The origins of the werewolf are transposed to the woods of Oregon in modern day. A boy and his intense father encounter the creature while on a hunt. The film opens strong, with a great sense of tension and no clear look at what is stalking them. Then, it jumps ahead to the boy grown up, and he packs up a moving truck along with his wife and daughter and heads back to the remote homestead he grew up on, but along the way, they nearly hit an upright creature on a backroad, and it results in a crash. The father is attacked before they can escape the wreckage, then they run to the old house and barricade themselves inside with the creature lurking out in the yard. It’s not a spoiler to say this is where the rest of the movie remains: with the family, in the house, throughout the single night they are stuck there, with the father slowly undergoing monstrous changes.

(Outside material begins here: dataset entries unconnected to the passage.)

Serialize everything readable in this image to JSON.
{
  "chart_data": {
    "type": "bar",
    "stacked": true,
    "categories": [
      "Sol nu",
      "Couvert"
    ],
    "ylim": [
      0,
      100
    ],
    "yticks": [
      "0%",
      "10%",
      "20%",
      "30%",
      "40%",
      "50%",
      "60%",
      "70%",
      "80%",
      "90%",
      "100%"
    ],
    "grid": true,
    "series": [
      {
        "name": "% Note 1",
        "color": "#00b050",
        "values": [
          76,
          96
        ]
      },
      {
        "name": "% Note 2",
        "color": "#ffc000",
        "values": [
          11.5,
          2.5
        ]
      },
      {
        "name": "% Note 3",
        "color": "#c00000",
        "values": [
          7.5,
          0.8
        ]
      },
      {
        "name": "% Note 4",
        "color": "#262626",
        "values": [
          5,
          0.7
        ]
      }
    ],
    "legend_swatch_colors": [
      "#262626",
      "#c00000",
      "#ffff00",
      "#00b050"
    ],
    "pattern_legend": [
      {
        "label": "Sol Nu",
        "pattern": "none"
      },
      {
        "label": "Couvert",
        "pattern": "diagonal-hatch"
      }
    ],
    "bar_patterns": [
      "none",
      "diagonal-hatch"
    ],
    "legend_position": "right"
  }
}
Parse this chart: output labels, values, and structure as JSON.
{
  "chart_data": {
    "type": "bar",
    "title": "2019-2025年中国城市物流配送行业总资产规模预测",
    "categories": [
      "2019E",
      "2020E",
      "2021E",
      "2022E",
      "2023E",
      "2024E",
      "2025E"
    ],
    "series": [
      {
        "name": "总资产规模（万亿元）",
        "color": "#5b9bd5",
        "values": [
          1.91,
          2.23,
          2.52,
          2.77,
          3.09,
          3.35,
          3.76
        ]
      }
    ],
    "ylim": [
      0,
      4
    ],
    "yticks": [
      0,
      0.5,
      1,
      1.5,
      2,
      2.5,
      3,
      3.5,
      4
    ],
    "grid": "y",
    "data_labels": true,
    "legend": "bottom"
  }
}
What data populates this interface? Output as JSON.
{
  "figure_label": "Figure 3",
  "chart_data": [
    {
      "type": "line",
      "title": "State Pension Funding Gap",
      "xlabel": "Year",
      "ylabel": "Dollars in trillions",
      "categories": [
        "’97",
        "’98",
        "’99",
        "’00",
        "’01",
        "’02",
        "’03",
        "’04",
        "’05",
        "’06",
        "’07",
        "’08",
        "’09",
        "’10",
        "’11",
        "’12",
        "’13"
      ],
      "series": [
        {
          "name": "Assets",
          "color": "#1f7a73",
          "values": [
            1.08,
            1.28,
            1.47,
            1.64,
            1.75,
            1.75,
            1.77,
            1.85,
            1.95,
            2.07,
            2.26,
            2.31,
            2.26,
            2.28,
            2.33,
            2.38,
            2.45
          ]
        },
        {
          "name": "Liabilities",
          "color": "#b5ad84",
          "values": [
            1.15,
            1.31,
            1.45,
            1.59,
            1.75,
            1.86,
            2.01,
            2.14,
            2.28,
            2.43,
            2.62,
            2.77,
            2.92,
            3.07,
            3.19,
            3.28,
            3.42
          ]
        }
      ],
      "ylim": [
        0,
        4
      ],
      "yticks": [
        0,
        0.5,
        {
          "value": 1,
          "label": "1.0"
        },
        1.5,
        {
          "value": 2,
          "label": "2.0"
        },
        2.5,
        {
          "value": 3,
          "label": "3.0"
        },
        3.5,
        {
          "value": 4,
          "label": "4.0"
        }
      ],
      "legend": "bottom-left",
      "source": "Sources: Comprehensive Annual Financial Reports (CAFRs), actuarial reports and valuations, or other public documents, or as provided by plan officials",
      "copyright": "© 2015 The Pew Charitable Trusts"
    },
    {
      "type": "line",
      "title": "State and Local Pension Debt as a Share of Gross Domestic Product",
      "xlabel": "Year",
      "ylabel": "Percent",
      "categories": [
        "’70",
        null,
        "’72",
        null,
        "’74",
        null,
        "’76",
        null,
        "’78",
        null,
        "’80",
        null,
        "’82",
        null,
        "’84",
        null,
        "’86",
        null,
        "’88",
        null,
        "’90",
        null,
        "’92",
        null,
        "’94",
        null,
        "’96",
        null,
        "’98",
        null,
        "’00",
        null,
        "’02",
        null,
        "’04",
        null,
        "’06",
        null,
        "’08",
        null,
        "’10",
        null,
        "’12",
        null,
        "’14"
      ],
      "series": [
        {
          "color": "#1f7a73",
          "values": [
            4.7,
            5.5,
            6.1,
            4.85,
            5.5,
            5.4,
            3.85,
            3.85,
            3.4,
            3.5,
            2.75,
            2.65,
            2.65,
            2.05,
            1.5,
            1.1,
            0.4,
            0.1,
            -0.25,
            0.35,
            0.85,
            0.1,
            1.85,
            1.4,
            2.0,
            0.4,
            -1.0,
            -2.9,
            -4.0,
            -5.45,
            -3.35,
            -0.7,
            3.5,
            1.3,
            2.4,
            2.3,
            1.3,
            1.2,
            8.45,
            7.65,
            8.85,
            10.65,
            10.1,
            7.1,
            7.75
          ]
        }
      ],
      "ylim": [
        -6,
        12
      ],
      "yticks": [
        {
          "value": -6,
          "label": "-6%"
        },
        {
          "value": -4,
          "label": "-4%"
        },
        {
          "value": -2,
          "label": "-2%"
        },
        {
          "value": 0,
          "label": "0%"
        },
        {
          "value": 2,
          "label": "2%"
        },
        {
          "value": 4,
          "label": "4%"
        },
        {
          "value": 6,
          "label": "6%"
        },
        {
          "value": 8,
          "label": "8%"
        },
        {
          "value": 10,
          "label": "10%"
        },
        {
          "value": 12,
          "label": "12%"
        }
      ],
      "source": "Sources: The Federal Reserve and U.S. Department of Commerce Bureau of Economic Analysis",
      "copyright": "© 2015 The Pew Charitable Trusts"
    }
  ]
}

I wasn’t surprised that Wolf Man leaned more into a disease-kind of lycanthropy than a spiritual or supernatural one, given the more technical approach taken to Invisible Man. It goes for gruelling, grossout body horror, but unfortunately, the premise strands it in very familiar territory. I found the attempt to pare down the concept admirable, but ultimately unsatisfying. There’s no mystery as to how it’s all going to play out; I preferred the 2010 remake because it went for a broader pedigree of entertainment in a period-piece horror retelling, but this version is meant to be taken completely seriously. The family is likable enough, but once the father starts to turn, the movie begins to go downhill and grow more tedious. There are neat moments along the way, though, such as when we see from his perspective that a spider’s steps are as loud as human steps, and he can’t understand what his wife is saying because he’s becoming more animalistic, but these moments become fewer the more wolf-like he becomes.
The physical appearance of the werewolf is more akin to Jack Nicholson in Wolf than it is the classic Wolf Man, which is okay, but I prefer my werewolves a little hairier. Christopher Abbott does a good job in the role, though isn’t extremely sympathetic, but it’s less about his performance and more about the script. When it gets to what feels like its inevitable conclusion, it tries to be overtly tragic, but doesn’t quite stick the landing. I won’t fault it for having familiar themes of generational trauma and illness paranoia, but a big part of the problem is the overly simple narrative doesn’t really lend to giving the story something new to say, which there was clear intent to do. Visually, the daytime exterior cinematography is crisp and enthralling, but most of the nighttime interior shots are too dark and flat, which makes up the majority of the runtime, unfortunately. With such a basic concept, the werewolf horror and action also becomes limited, and again, is not that creative or scary.
Wolf Man is a mixed bag, but in the end, I would just say it is middling, and unlikely to be one I’d want to revisit anytime soon. Some of the new ideas work quite well, the acting is good (Julia Garner is three-for-three with her performances this year, after Fantastic Four: First Steps and Weapons), and the attempts to set it apart from other werewolf films do accomplish that goal at times, but it lacks anything truly unique or memorable largely because of how scaled back it is. If anything, it’s a good reminder that single location horror movies are harder to pull off than the best ones out there make it seem.